The success of any Fight Off Your Demons
re-working hinges solely on production and execution, considering that the songs are in no way new. The good news is that all three of these tracks are excellently produced on this go-around, with crystal clear acoustics and vocals that put any of the former demos to shame. When Lacey leaps into his high pitched vocals on the chorus of ‘Brother's Song’, the entire track feels rejuvenated and better off. The addition of a percussive presence also gives the song an added kick in its step, as opposed to the swaying, lazy day feel of the original piece. I suppose it comes down to a matter of personal taste with regards to which style one prefers, but there’s no denying that the fresh gleam upon the newer version provides ‘Brother's Song’ with a superior auditory quality that was previously lacking. ‘Missing You’ adopts a darker and more mysterious vibe, one that would historically suit Brand New better but that comes up a little limp in this case. ‘Missing You’ was always the exception to Brand New’s bleak outlook, offering up wistful but celebratory lyrics atop an upbeat, electronically-infused baseline.
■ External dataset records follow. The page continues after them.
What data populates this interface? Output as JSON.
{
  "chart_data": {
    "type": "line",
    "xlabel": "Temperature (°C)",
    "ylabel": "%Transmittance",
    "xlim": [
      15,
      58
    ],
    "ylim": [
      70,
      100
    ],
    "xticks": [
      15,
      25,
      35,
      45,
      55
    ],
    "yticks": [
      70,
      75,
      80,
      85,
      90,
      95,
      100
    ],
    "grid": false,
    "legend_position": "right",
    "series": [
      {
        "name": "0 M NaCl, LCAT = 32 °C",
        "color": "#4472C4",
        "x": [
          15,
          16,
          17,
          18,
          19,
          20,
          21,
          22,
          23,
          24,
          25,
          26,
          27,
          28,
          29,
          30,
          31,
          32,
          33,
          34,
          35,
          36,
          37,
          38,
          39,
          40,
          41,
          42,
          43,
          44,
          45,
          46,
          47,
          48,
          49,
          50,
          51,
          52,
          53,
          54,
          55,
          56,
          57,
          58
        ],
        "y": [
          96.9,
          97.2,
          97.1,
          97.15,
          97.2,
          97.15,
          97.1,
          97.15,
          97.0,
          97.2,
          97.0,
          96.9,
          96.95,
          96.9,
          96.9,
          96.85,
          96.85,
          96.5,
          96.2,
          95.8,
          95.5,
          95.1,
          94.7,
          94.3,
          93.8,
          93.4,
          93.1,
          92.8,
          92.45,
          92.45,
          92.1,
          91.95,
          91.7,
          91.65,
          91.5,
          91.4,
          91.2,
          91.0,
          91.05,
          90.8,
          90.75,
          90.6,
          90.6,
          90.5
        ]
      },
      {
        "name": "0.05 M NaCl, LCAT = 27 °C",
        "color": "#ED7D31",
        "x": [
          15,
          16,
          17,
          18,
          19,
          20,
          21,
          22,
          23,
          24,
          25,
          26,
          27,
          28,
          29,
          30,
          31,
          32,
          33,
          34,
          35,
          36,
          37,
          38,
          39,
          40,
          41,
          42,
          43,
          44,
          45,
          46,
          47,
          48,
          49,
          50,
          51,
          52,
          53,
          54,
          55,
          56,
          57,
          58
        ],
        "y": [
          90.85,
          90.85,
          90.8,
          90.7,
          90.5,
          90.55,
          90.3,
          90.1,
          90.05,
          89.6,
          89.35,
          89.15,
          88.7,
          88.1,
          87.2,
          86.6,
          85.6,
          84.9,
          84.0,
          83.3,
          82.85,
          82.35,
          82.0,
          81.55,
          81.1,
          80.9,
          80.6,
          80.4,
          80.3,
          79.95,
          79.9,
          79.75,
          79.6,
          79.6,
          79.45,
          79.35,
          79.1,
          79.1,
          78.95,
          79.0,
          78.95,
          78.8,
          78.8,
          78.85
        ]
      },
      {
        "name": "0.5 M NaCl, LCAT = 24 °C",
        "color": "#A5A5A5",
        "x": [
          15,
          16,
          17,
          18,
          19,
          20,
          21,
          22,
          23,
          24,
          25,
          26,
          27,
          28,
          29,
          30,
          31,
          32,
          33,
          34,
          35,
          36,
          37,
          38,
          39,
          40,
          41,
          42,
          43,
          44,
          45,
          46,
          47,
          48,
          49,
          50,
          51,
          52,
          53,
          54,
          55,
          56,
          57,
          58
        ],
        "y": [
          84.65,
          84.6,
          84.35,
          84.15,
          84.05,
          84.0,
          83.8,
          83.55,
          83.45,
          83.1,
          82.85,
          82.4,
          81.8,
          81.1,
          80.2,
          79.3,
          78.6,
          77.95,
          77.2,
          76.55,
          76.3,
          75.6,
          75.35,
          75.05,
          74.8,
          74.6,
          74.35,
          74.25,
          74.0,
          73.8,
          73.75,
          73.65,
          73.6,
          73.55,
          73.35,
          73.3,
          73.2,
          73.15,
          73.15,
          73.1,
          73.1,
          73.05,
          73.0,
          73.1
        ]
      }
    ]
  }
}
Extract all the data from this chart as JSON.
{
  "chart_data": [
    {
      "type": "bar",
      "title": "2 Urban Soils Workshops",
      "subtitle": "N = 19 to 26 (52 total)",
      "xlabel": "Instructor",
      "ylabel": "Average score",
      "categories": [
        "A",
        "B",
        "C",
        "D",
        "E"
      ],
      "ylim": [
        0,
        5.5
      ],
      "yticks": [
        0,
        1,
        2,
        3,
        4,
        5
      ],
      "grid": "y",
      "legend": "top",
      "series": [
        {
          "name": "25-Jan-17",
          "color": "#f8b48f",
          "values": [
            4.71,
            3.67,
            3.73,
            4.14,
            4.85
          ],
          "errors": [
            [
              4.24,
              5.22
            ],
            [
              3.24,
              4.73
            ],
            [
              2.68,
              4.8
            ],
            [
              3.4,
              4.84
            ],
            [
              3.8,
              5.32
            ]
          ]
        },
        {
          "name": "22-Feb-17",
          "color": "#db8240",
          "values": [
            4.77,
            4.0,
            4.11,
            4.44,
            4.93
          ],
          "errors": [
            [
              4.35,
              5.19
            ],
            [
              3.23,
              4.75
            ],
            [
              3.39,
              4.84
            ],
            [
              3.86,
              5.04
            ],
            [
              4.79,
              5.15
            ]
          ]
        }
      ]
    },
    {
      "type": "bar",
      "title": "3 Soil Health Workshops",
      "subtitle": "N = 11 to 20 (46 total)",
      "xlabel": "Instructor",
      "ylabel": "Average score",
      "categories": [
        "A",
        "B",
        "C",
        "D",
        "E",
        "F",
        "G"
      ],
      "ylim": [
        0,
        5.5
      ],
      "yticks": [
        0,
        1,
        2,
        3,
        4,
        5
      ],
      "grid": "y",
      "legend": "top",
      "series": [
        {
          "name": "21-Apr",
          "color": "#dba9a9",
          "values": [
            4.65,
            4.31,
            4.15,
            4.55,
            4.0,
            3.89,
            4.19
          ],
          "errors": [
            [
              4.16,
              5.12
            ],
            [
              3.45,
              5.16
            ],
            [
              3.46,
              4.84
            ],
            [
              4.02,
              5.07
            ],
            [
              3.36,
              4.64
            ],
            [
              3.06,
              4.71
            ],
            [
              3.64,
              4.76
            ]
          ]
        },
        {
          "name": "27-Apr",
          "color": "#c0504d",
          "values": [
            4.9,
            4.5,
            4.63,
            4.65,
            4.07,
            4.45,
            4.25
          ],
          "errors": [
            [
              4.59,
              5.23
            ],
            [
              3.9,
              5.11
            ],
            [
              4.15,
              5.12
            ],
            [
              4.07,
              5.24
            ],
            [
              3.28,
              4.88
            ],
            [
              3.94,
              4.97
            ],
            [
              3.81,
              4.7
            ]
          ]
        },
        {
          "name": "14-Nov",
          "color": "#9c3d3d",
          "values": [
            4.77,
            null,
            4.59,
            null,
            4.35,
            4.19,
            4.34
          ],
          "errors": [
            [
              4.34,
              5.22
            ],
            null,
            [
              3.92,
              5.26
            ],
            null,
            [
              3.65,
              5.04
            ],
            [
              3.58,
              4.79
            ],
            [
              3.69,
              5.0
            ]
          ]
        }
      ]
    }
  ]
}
On this particular reworking, the verses feel more sinister and the chorus does not quite reach the same heights, thus changing the overall tone of the song. Once again though, as with all three tracks here, it’s all a matter of personal preference. For those who have been rocking out to ‘Missing You’ as sort of a “slightly depressed, yet happy about it” anthem for years, the new approach will take some getting used to. ‘1996’ wraps up the EP, and it is also the closest stylistically to its respective original effort. The guitars ring out with a more clarity and everything sounds simultaneously more digestible and elegant, so most listeners will probably chalk it up to a win. That’s sort of an accurate critique of 3 Demos, Reworked
as a whole – it is an overall success but not a resounding one, making several improvements and worthwhile tweaks while losing some small traces of original appeal in the process.
3 Demos, Reworked
is aimed at longtime, diehard Brand New followers. For the casual listener, this EP offers no discernible differences and it is by no means an essential addition to the group’s catalog. With that said, the majority of the creative choices with these re-workings pay off, not to mention that they all sound better properly produced than their demo counterparts. If Brand New were to re-work the entire Fight Off Your Demons
session in the same manner, I’d consider it a worthwhile release to stand alongside any of their other LPs. As it stands though, this is merely a taste test…a teaser. It’s more than a little curious as to why Brand New feels the need to consistently revisit this project as they have in recent months, and it’s almost worth speculating that a lot of these songs just might find their way onto the highly anticipated and equally as mysterious upcoming record, which has yet to be titled or formally announced in any way. Still, if this is any indication of the sound that Brand New intends to adopt for future works, then 3 Demos, Reworked
is all the more reason for fans to start getting excited.